Perfume has been perceived as a luxury for centuries, from when the ancient Greeks, Persians and Egyptians distilled flowers, oils and plants to create scents. Over the centuries, the art of perfume making has evolved, with a wider selection of essential oils and other raw ingredients and improved technology to make the scent last longer on the skin. While modern perfumers attract attention and new customers with clever packaging and artful flask design, it is ultimately the juice that determines its long-term success.
“In my opinion, packaging and bottle design have become secondary to composition and ingredients,” says Anthony Wray, Skins Cosmetics senior trainer. “Designer collection fragrances or niche perfumes have taught us it’s not the bottle that matters, but what’s inside. We buy what we like to smell like, and it’s the lasting ability that we buy for and the compliments that we crave. This is no easy journey, as everyone’s skin is unique, and the chemical reaction to perfume is unique.”
Our sense of smell is particularly important due to its link to emotions. Although each of our five senses contribute to the recollection and reconstruction of memories, scents are the most significant, shows a study of smells and emotion undertaken by Dr Silvia Álava, a psychologist. The study shows that we remember 35 percent of what we smell, but only 5 percent of what we see. This explains why a whiff of a scent can have such a profound effect on us and our perception of things around us.
Perfumer Gaël Montero was inspired by his trip to South India when he created Memo Madurai. “I remember one morning, sitting on a small terrace drinking tea. All my senses were alert. In the warm air, the intoxicating perfume of the flower sellers, the power of the spices and the sweetness of the mangoes… the rich and airy Sambac jasmine of the offering necklace and the creamy scent of sandalwood around the temples.”

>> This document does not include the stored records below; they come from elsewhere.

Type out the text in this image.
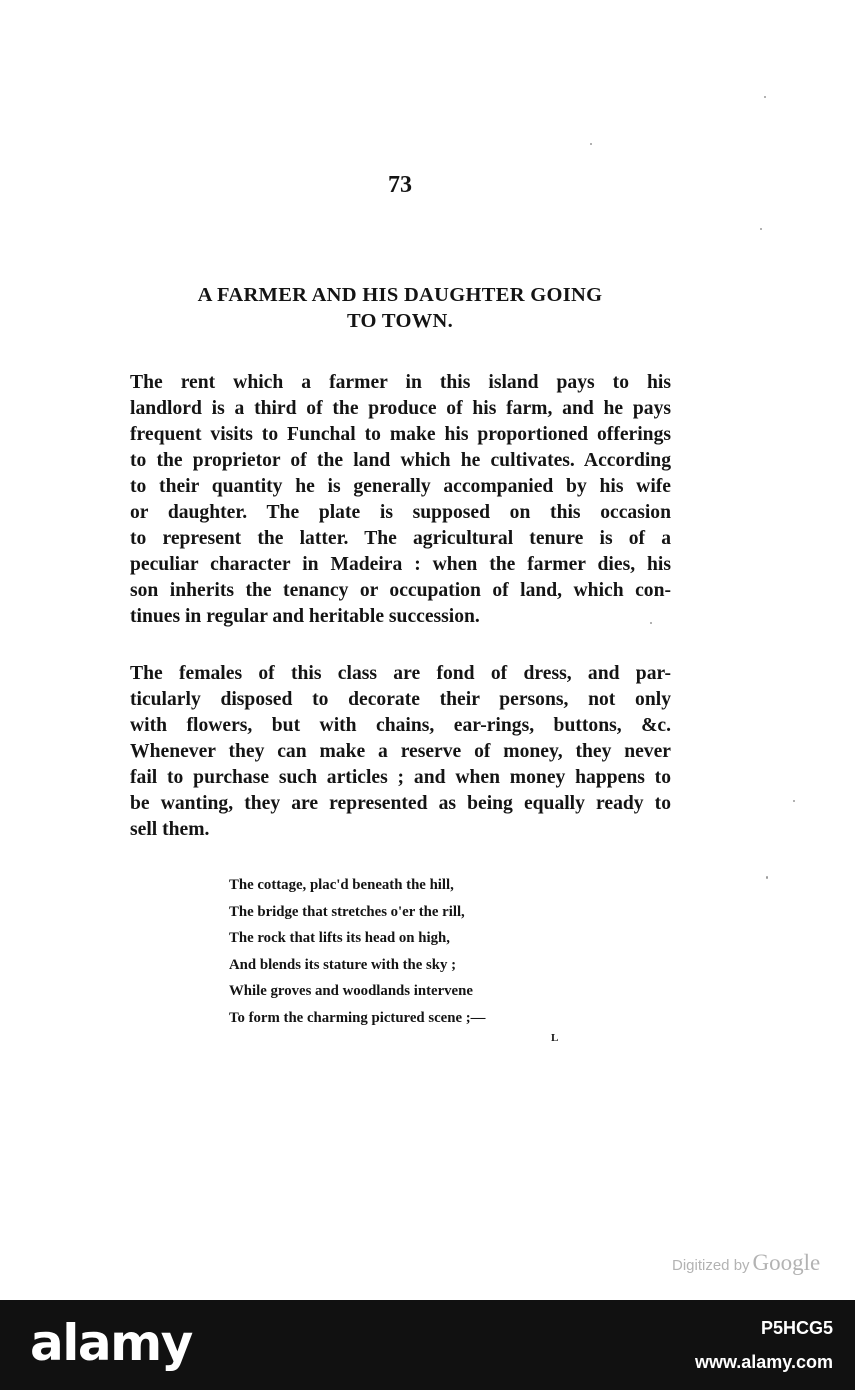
73
A FARMER AND HIS DAUGHTER GOING
TO TOWN.
The rent which a farmer in this island pays to his
landlord is a third of the produce of his farm, and he pays
frequent visits to Funchal to make his proportioned offerings
to the proprietor of the land which he cultivates. According
to their quantity he is generally accompanied by his wife
or daughter. The plate is supposed on this occasion
to represent the latter. The agricultural tenure is of a
peculiar character in Madeira : when the farmer dies, his
son inherits the tenancy or occupation of land, which con-
tinues in regular and heritable succession.
The females of this class are fond of dress, and par-
ticularly disposed to decorate their persons, not only
with flowers, but with chains, ear-rings, buttons, &c.
Whenever they can make a reserve of money, they never
fail to purchase such articles ; and when money happens to
be wanting, they are represented as being equally ready to
sell them.
The cottage, plac'd beneath the hill,
The bridge that stretches o'er the rill,
The rock that lifts its head on high,
And blends its stature with the sky ;
While groves and woodlands intervene
To form the charming pictured scene ;—
L
Digitized by Google
alamy	P5HCG5
www.alamy.com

The finest fragrances in the world use the most renowned ingredients, but it’s also the concentration of these ingredients that contributes to the price. “Perfumers are attempting to break new ground with technologies and new smells. Concentrations are becoming more intense to achieve the longevity needed in this competitive market,” Wray explains.
Ingredients have evolved over time, but there are still many that dominate modern fragrances as they really are the epitome of the exotic, the smell of luxury. “Patchouli has to be the star ingredient,” Wray says. “Patchouli was popular back in the age of discovery and trade where silk trade with China brought luxury to Europe. The leaves were used to keep the silk fabric dry and as a bug repellent in barrels destined for dress making for royalty. As it travelled, the silk became impregnated with patchouli, and the scent was soon assocated with wealth and luxury. Today again, that trend takes us into the exotic world with its mysterious smell of luxury.”
Chypre (meaning Cyprus in French) is another ingredient that’s made a comeback and been given a contemporary twist. It is associated with fragrance preparations that date back to ancient times when the island of Cyprus was at the heart of the perfume trade.
But it was Francois Coty that established Chypre as a fragrance family – a classical feminine scent constructed with a citrus top note (often bergamot), a floral heart of flowers like ylang- ylang, jasmine and rose, and a woody, earthy dry down. “The original Chypre created by Coty in the early 1900s and called Coty de Chypre was said to have been the inspiration for great classics like Chanel N°5 and Dior’s Diorissimo,” Wray says. More recently, Paco Rabanne – known for breaking the rules of luxury – introduced a modernised version of Chypre in Fame, its latest fragrance for women. Here the floral heart is energised with a fruity mango twist, and the dry down is creamy sandalwood with a mysterious incense accord.
Ultimately, when it comes to luxury goods, it’s all about the experience. They are designed to make us experience pleasure and feel special by appealing to our senses, be it subtle aromatherapy in an elegant hotel lobby, the feel of a soft leather bag against your skin, the texture of a heavy crystal decanter in your hand, a plated visual feast or a bespoke fragrance caressing your skin. These sensory experiences are what set the high-end brands apart and, in a sense, allow us to craft and define our own luxury.
This article first appeared in the 2022 annual special edition of YourLuxury Africa.